Everyone talks about how we shouldn’t text and drive. Ever since our phones became more for texting than talking, we haven’t heard much about calling and driving. But it is still dangerous.

The Minnesota state legislature is trying to get everyone to put their devices down. A new law will make it illegal to have your phone in your hand when you are behind the wheel.

What does the law change?

Starting in August, it will be illegal to hold your phone while driving. Actions that only require a quick touch of the finger will be okay—but you must be able to do it without holding your phone. Any action that requires more attention than a tap could get you pulled over.

The main solution to this issue is to go hands-free. Mounting your device on your dashboard will allow you to answer calls and look at directions without breaking the law.

Will banning cell phones help you drive safely?

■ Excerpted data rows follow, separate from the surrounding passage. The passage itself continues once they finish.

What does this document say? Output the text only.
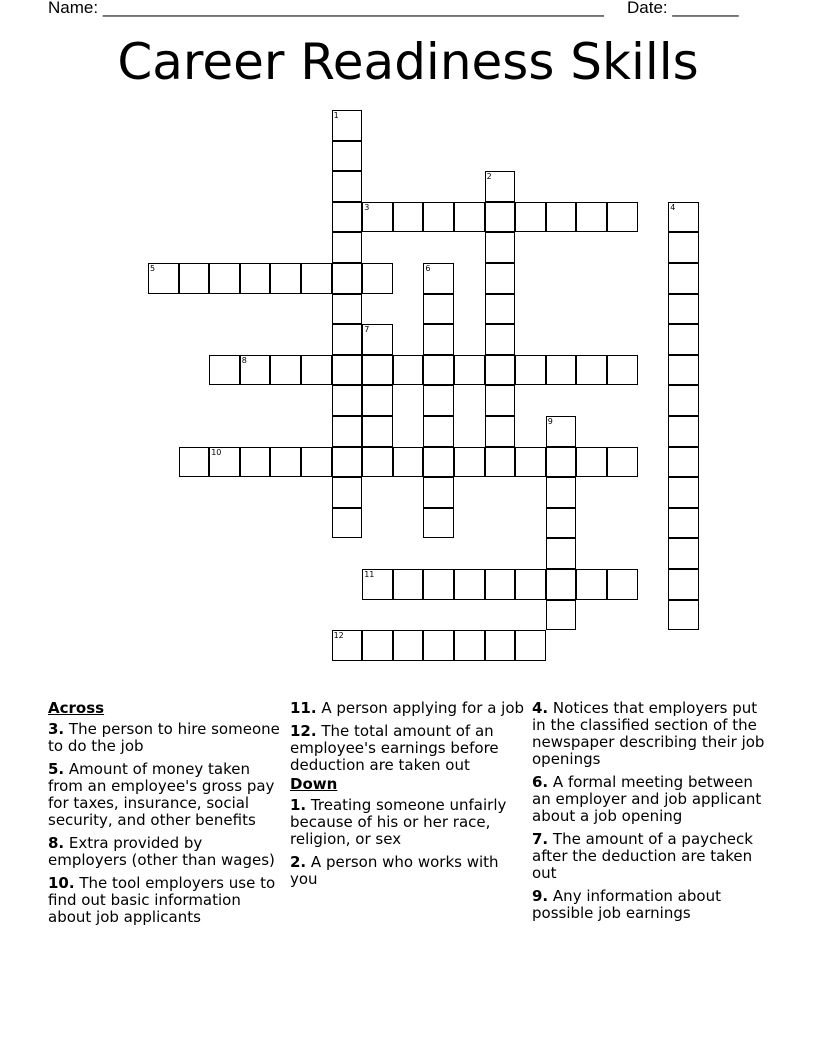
Name: _____________________________________________________ Date: _______
Career Readiness Skills
1
2
3	4
5	6
7
8
9
10
11
12
Across
3. The person to hire someone to do the job
5. Amount of money taken from an employee's gross pay for taxes, insurance, social security, and other benefits
8. Extra provided by employers (other than wages)
10. The tool employers use to find out basic information about job applicants
11. A person applying for a job
12. The total amount of an employee's earnings before deduction are taken out
Down
1. Treating someone unfairly because of his or her race, religion, or sex
2. A person who works with you
4. Notices that employers put in the classified section of the newspaper describing their job openings
6. A formal meeting between an employer and job applicant about a job opening
7. The amount of a paycheck after the deduction are taken out
9. Any information about possible job earnings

The purpose of the law is to reduce distracted driving. But there are numerous studies that suggest going hands-free doesn’t make a huge difference. The problem isn’t having your phone in your hand—it is having your brain focused on the conversation.

Drivers who make phone calls tend to focus on only a small part of the road in front of them, instead of their entire surrounding area. Their eyes also move slower between objects. Since any distraction at all seems to cause problems, the solution may be to completely ignore your calls while driving.

Studies about bans on cell phones have shown mixed results. Sometimes accidents decreased and sometimes bans didn’t have any effect.

Eliminating phone calls entirely might be a better solution for Minnesota drivers than going hands-free. You should still consider changing to a hands-free system while driving to avoid a ticket. But it may also be a good idea to disregard your phone entirely—for the sake of everyone on the road.